12 thoughts on “A Loverly Bunch of Coconuts

  1. Pingback: Nibbles: Coconut origins, Microbe genebank, Stay-green barley, Sachs may suck, Cap in hand, Wheat information, IITA birthday, Cat art, Poppy biosynthesis, Correcting names

  2. V. nice blog. I will share with colleagues here in burundi. We have lots of coconuts along Lake Tanganyika, and they are used primarily by the Swahili and Arab communities.

      • The coconuts here would have been brought by Swahili traders from the East African coast, who would have taken starters inland to be planted along Lake Tanganyika.
        I am not sure of the type, but will talk with some of my colleagues at ISABU (nat.agr.res.inst.)

  3. Hum. WordPress cut off the last part of my response, which was: There is a German colonial report, about 1908, that (amongst others) coconuts were exported from East Africa to … Germany(?).
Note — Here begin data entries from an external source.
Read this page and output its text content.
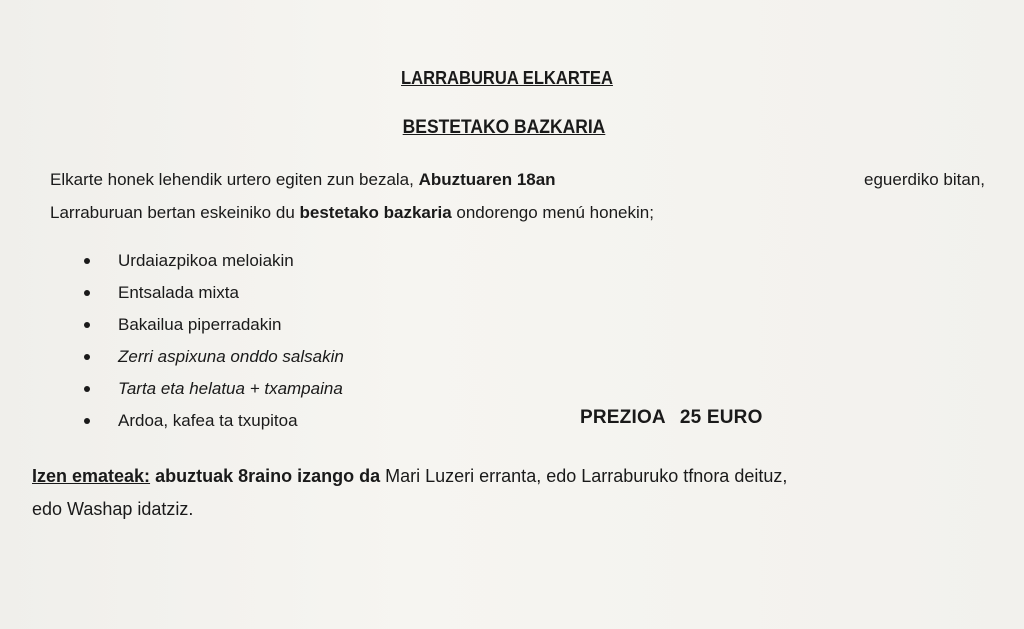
LARRABURUA ELKARTEA
BESTETAKO BAZKARIA
Elkarte honek lehendik urtero egiten zun bezala, Abuztuaren 18an	eguerdiko bitan,
Larraburuan bertan eskeiniko du bestetako bazkaria ondorengo menú honekin;
Urdaiazpikoa meloiakin
Entsalada mixta
Bakailua piperradakin
Zerri aspixuna onddo salsakin
Tarta eta helatua + txampaina
Ardoa, kafea ta txupitoa	PREZIOA 25 EURO
Izen emateak: abuztuak 8raino izango da Mari Luzeri erranta, edo Larraburuko tfnora deituz,
edo Washap idatziz.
Think I’ll do a blog on this and related. I planted a couple of coconut trees about 6 years ago in the yard, and this year they are producing well – to be sold to a local hotel.

  4. Pingback: Blobologist-approved reads: Blue traffic lights, out-reaching scientists, delicious endosperm & poisonous water | The Blobologist

  5. Though both #1 and #2 are interesting tidbits of information, I find #1 to be very interesting. Very interesting, indeed.